Entre 2022 et 2024, le nombre de places en licence des professions de santé a bondi de 206%, atteignant 8.360, avec un objectif de 11.900 en 2029. Le cycle de master, quant à lui, a progressé de 353%, totalisant 680 places.

Le maillage territorial de la formation a été renforcé par l’ouverture de nouveaux ISPITS à Tanger, Guelmim, Dakhla et Zagora, et par la création de trois Facultés de médecine à Errachidia, Béni Mellal et Guelmim, couplées à trois CHU régionaux, qui contribueront à la formation et à la prestation de soins de proximité.
 

Une répartition équitable et ciblée des effectifs
 
Le nombre de postes budgétaires alloués aux cadres de santé est passé de 4.000 en 2019 à 6.500 prévus pour 2025, dont 60% pour les infirmiers et techniciens. Une gouvernance régionale a été instaurée : depuis 2020, les directions régionales peuvent organiser leurs propres concours de recrutement, garantissant une meilleure réactivité aux besoins locaux.

En termes de déploiement, 1.837 nouveaux médecins spécialistes auront été affectés entre 2022 et 2025. En 2025 seulement, 446 médecins rejoindront le système, suivis de 566 autres répartis dans des zones à forte pénurie comme Al Hoceïma, Azilal, Boujdour et Tinghir.

Le chantier de la généralisation de la couverture maladie avance. Fin 2024, 88% de la population marocaine bénéficie d’un régime d’assurance maladie, notamment grâce à l’affiliation de 3,8 millions de travailleurs indépendants à la CNSS. Une campagne nationale a accompagné cette dynamique, axée sur la sensibilisation à l’adhésion et au paiement régulier des cotisations.
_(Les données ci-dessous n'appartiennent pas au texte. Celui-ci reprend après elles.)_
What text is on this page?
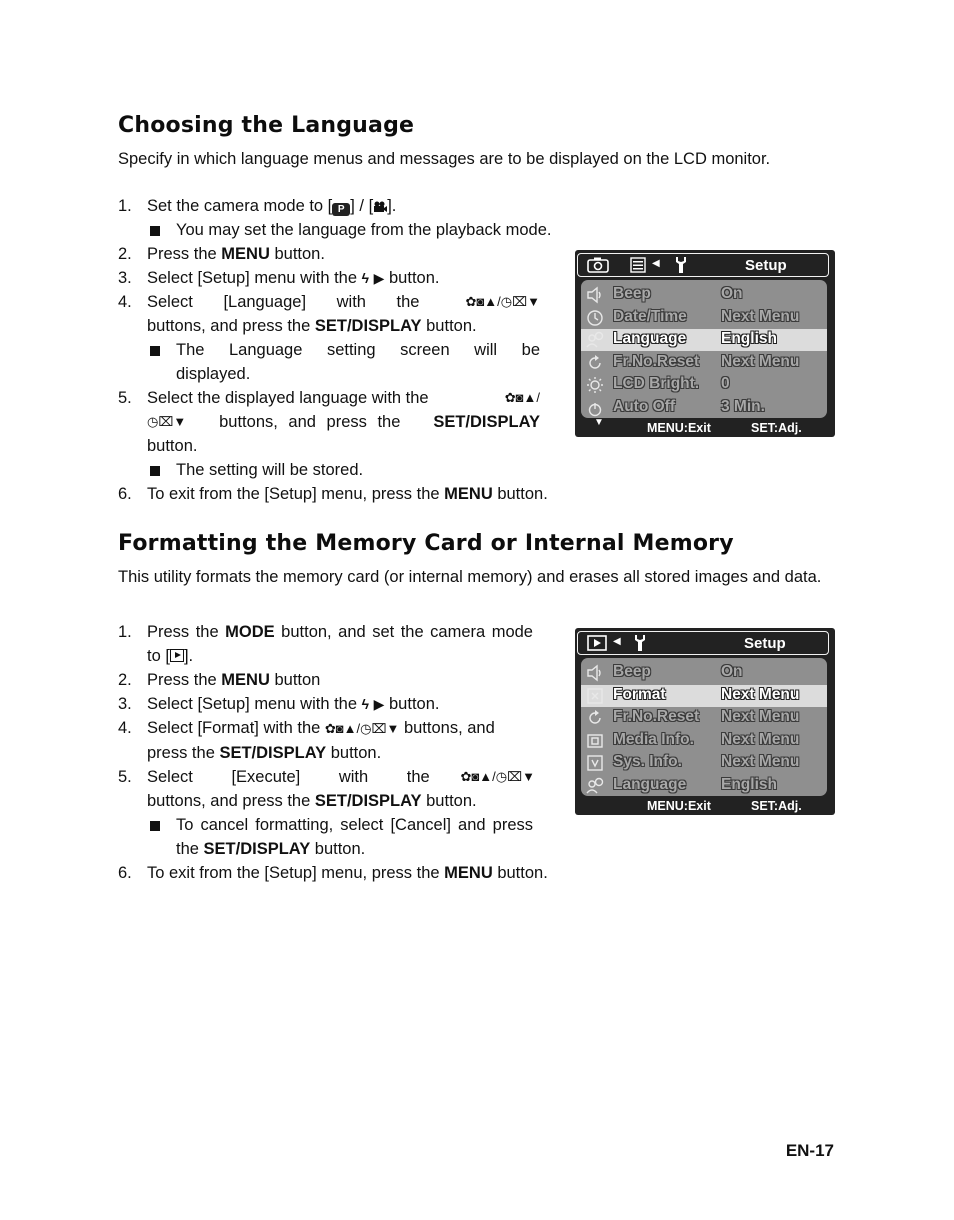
Choosing the Language

Specify in which language menus and messages are to be displayed on the LCD monitor.

1. Set the camera mode to [ P ] / [ ].
You may set the language from the playback mode.
2. Press the MENU button.
3. Select [Setup] menu with the ϟ ▶ button.
4. Select [Language] with the	✿◙▲/◷⌧▼
buttons, and press the SET/DISPLAY button.
The Language setting screen will be displayed.
5. Select the displayed language with the	✿◙▲/
◷⌧▼ buttons, and press the SET/DISPLAY
button.
The setting will be stored.
6. To exit from the [Setup] menu, press the MENU button.
◀	Setup
Beep	On
Date/Time Next Menu
Language English
Fr.No.Reset Next Menu
LCD Bright. 0
Auto Off	3 Min.
▼	MENU:Exit	SET:Adj.
Formatting the Memory Card or Internal Memory

This utility formats the memory card (or internal memory) and erases all stored images and data.

1. Press the MODE button, and set the camera mode to [ ].
2. Press the MENU button
3. Select [Setup] menu with the ϟ ▶ button.
4. Select [Format] with the ✿◙▲/◷⌧▼ buttons, and press the SET/DISPLAY button.
5. Select [Execute] with the ✿◙▲/◷⌧▼
buttons, and press the SET/DISPLAY button.
To cancel formatting, select [Cancel] and press the SET/DISPLAY button.
6. To exit from the [Setup] menu, press the MENU button.
◀	Setup
Beep	On
Format	Next Menu
Fr.No.Reset Next Menu
Media Info. Next Menu
Sys. Info.	Next Menu
Language English
MENU:Exit	SET:Adj.
EN-17
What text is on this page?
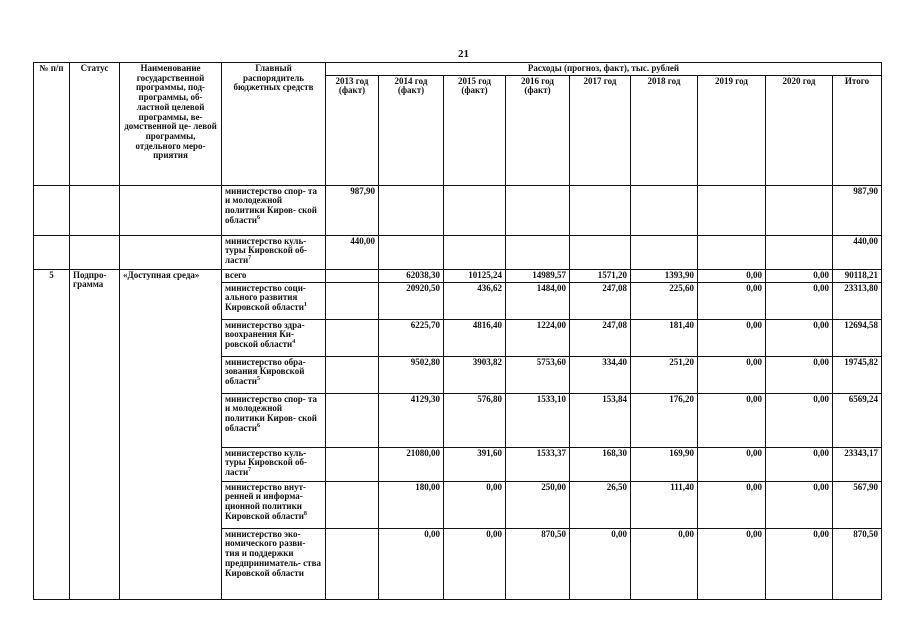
21
№ п/п	Статус	Наименование государственной программы, под- программы, об- ластной целевой программы, ве- домственной це- левой программы, отдельного меро- приятия	Главный распорядитель бюджетных средств	Расходы (прогноз, факт), тыс. рублей								
				2013 год (факт)	2014 год (факт)	2015 год (факт)	2016 год (факт)	2017 год	2018 год	2019 год	2020 год	Итого
			министерство спор- та и молодежной политики Киров- ской области$^6$	987,90								987,90
			министерство куль- туры Кировской об- ласти$^7$	440,00								440,00
5	Подпро- грамма	«Доступная среда»	всего		62038,30	10125,24	14989,57	1571,20	1393,90	0,00	0,00	90118,21
			министерство соци- ального развития Кировской области$^1$		20920,50	436,62	1484,00	247,08	225,60	0,00	0,00	23313,80
			министерство здра- воохранения Ки- ровской области$^4$		6225,70	4816,40	1224,00	247,08	181,40	0,00	0,00	12694,58
			министерство обра- зования Кировской области$^5$		9502,80	3903,82	5753,60	334,40	251,20	0,00	0,00	19745,82
			министерство спор- та и молодежной политики Киров- ской области$^6$		4129,30	576,80	1533,10	153,84	176,20	0,00	0,00	6569,24
			министерство куль- туры Кировской об- ласти$^7$		21080,00	391,60	1533,37	168,30	169,90	0,00	0,00	23343,17
			министерство внут- ренней и информа- ционной политики Кировской области$^8$		180,00	0,00	250,00	26,50	111,40	0,00	0,00	567,90
			министерство эко- номического разви- тия и поддержки предприниматель- ства Кировской области		0,00	0,00	870,50	0,00	0,00	0,00	0,00	870,50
Mais pour garantir la durabilité de cette couverture, le ministre insiste sur la nécessité de restaurer la confiance dans les services publics, améliorer la qualité des soins et assurer un financement pérenne, reposant à la fois sur les cotisations et sur la solidarité nationale à travers la prise en charge des populations vulnérables.

Le ministère mise enfin sur la création de groupements sanitaires territoriaux, véritables structures déconcentrées chargées de coordonner les politiques de santé au niveau régional. Une nouvelle cartographie sanitaire est en cours d’élaboration, fondée sur les besoins spécifiques de chaque région et destinée à rationaliser la distribution des équipements, du personnel et des services.